- Tom Hacohen
Github was down again today. This is following multiple such incidents from the last few weeks alone. From the short update they have posted a few days ago, it looks like their webhooks system is at least partially to blame.
Downtime can happen to anyone, especially at Github's scale. We send our greatest sympathies to the Github team and hope they find a lasting solution for this. Both as fellow developers, and as (otherwise) happy customers.
What is going on?
Github has been down multiple times in the last few weeks. Every day was a bit different in terms of affected systems, but all (most?) of them have taken turns being down, including Github Actions, API requests, Codespaces, Git operations, issues, and webhooks. As of this moment, they have yet to share an official post-mortem. However, from what they have shared so far, it looks like they are suffering from high loads due to some usage patterns. Their current mitigation is to throttle their webhooks, which indicates that their webhook system is causing a significant load on their system.
Webhooks are used extensively by Github customers. The most common use-case is PR bots. These include external checks being run when a PR is updated, deployment to preview environments (e.g. with Vercel), chat integrations (e.g. Slack), and syncing other ticketing systems (e.g. Jira, Linear, or Kitemaker), among others.
With this in mind, it's no surprise that webhooks are causing significant loads. They are causing loads because everyone uses them. Github customers have built workflows on top of Github and use Github to drive other processes, which is exactly what you aim for when building a service.
Lessons learned for other webhooks system
The above issue is made even worse because the Github's webhooks system is fairly primitive. They provide no visibility into the webhooks being sent (or failed!), and they don't do retries. This means that a missing webhook with Github is a webhook lost forever.
If Github is facing such reliability issues and loads with their primitive webhooks implementation, what will happen with more feature-full systems that also implement retries and observability?
This is definitely a concern and something one should keep in mind when building their webhook system. The solution though is not to make your webhooks worse (see the mayhem the lack of retries causes with Github), but rather to make them more resilient.

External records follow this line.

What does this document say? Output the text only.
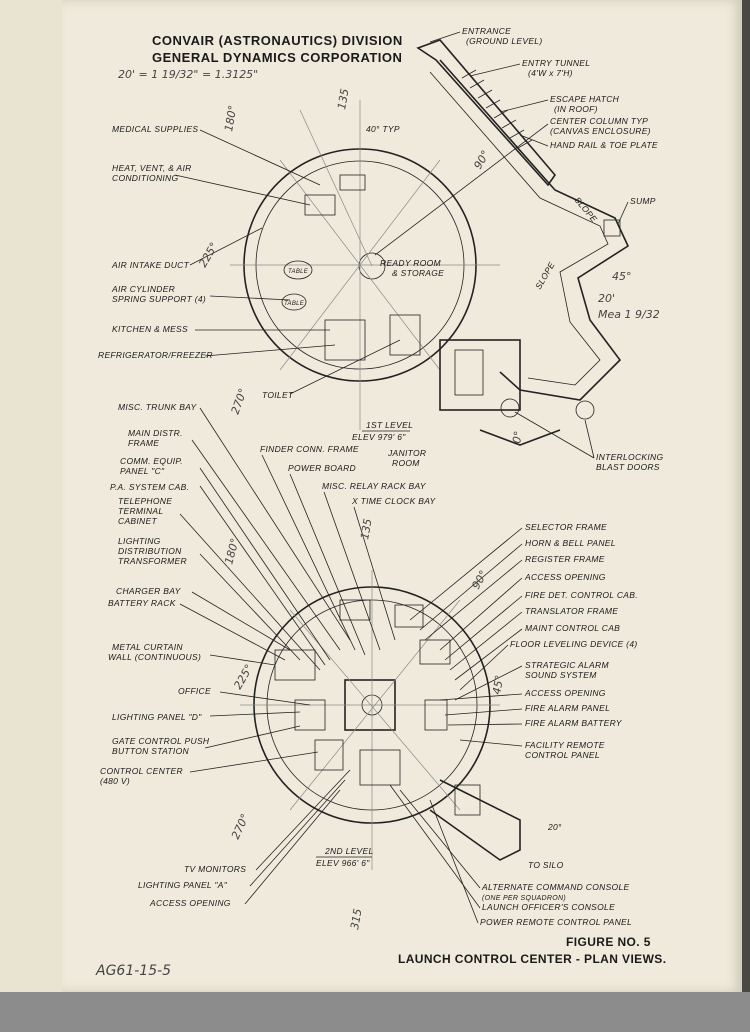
CONVAIR (ASTRONAUTICS) DIVISION
GENERAL DYNAMICS CORPORATION
20' = 1 19/32" = 1.3125"
20'
Mea 1 9/32
AG61-15-5
TABLE
TABLE
1ST LEVEL
ELEV 979' 6"
40° TYP
MEDICAL SUPPLIES
HEAT, VENT, & AIR
CONDITIONING
AIR INTAKE DUCT
AIR CYLINDER
SPRING SUPPORT (4)
KITCHEN & MESS
REFRIGERATOR/FREEZER
TOILET
ENTRANCE
(GROUND LEVEL)
ENTRY TUNNEL
(4'W x 7'H)
ESCAPE HATCH
(IN ROOF)
CENTER COLUMN TYP
(CANVAS ENCLOSURE)
HAND RAIL & TOE PLATE
SUMP
SLOPE
SLOPE
READY ROOM
& STORAGE
JANITOR
ROOM
INTERLOCKING
BLAST DOORS
225°
270°
180°
135
90°
45°
0°
TO SILO
20°
2ND LEVEL
ELEV 966' 6"
MISC. TRUNK BAY
MAIN DISTR.
FRAME
COMM. EQUIP.
PANEL "C"
P.A. SYSTEM CAB.
TELEPHONE
TERMINAL
CABINET
LIGHTING
DISTRIBUTION
TRANSFORMER
CHARGER BAY
BATTERY RACK
METAL CURTAIN
WALL (CONTINUOUS)
OFFICE
LIGHTING PANEL "D"
GATE CONTROL PUSH
BUTTON STATION
CONTROL CENTER
(480 V)
TV MONITORS
LIGHTING PANEL "A"
ACCESS OPENING
FINDER CONN. FRAME
POWER BOARD
MISC. RELAY RACK BAY
X TIME CLOCK BAY
SELECTOR FRAME
HORN & BELL PANEL
REGISTER FRAME
ACCESS OPENING
FIRE DET. CONTROL CAB.
TRANSLATOR FRAME
MAINT CONTROL CAB
FLOOR LEVELING DEVICE (4)
STRATEGIC ALARM
SOUND SYSTEM
ACCESS OPENING
FIRE ALARM PANEL
FIRE ALARM BATTERY
FACILITY REMOTE
CONTROL PANEL
ALTERNATE COMMAND CONSOLE
(ONE PER SQUADRON)
LAUNCH OFFICER'S CONSOLE
POWER REMOTE CONTROL PANEL
180°
135
90°
45°
225°
270°
315
FIGURE NO. 5
LAUNCH CONTROL CENTER - PLAN VIEWS.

I'm not usually an advocate for microservices (not against them either!), but sometimes it makes sense to keep a logically separate system separate. Webhooks are essentially a notification dispatcher, so they can definitely live on their own. This way they can both scale independently of the main system, but also not bring the whole thing down under significant loads.

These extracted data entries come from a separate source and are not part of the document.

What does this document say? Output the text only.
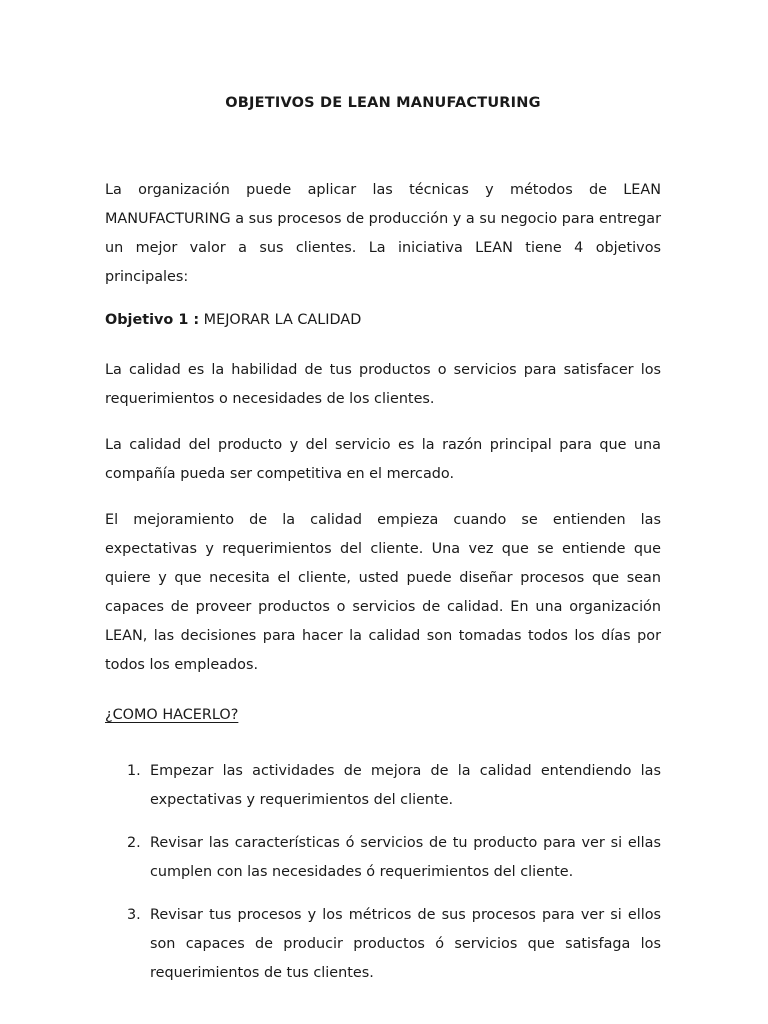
OBJETIVOS DE LEAN MANUFACTURING

La organización puede aplicar las técnicas y métodos de LEAN MANUFACTURING a sus procesos de producción y a su negocio para entregar un mejor valor a sus clientes. La iniciativa LEAN tiene 4 objetivos principales:

Objetivo 1 : MEJORAR LA CALIDAD

La calidad es la habilidad de tus productos o servicios para satisfacer los requerimientos o necesidades de los clientes.

La calidad del producto y del servicio es la razón principal para que una compañía pueda ser competitiva en el mercado.

El mejoramiento de la calidad empieza cuando se entienden las expectativas y requerimientos del cliente. Una vez que se entiende que quiere y que necesita el cliente, usted puede diseñar procesos que sean capaces de proveer productos o servicios de calidad. En una organización LEAN, las decisiones para hacer la calidad son tomadas todos los días por todos los empleados.

¿COMO HACERLO?
1. Empezar las actividades de mejora de la calidad entendiendo las expectativas y requerimientos del cliente.
2. Revisar las características ó servicios de tu producto para ver si ellas cumplen con las necesidades ó requerimientos del cliente.
3. Revisar tus procesos y los métricos de sus procesos para ver si ellos son capaces de producir productos ó servicios que satisfaga los requerimientos de tus clientes.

My experience with webhooks is what led me to start the Svix webhooks service (and open source project). I've been exposed to the issues some of the world's top companies experienced with webhooks, and figured we could just make it into a robust service. The same way SendGrid does for email, and Twilio for SMS.
Whether you're building your own in-house webhooks service, or using Svix, make sure that your webhooks are secure, robust, and implement retries. Webhooks are too important to be anything less than great.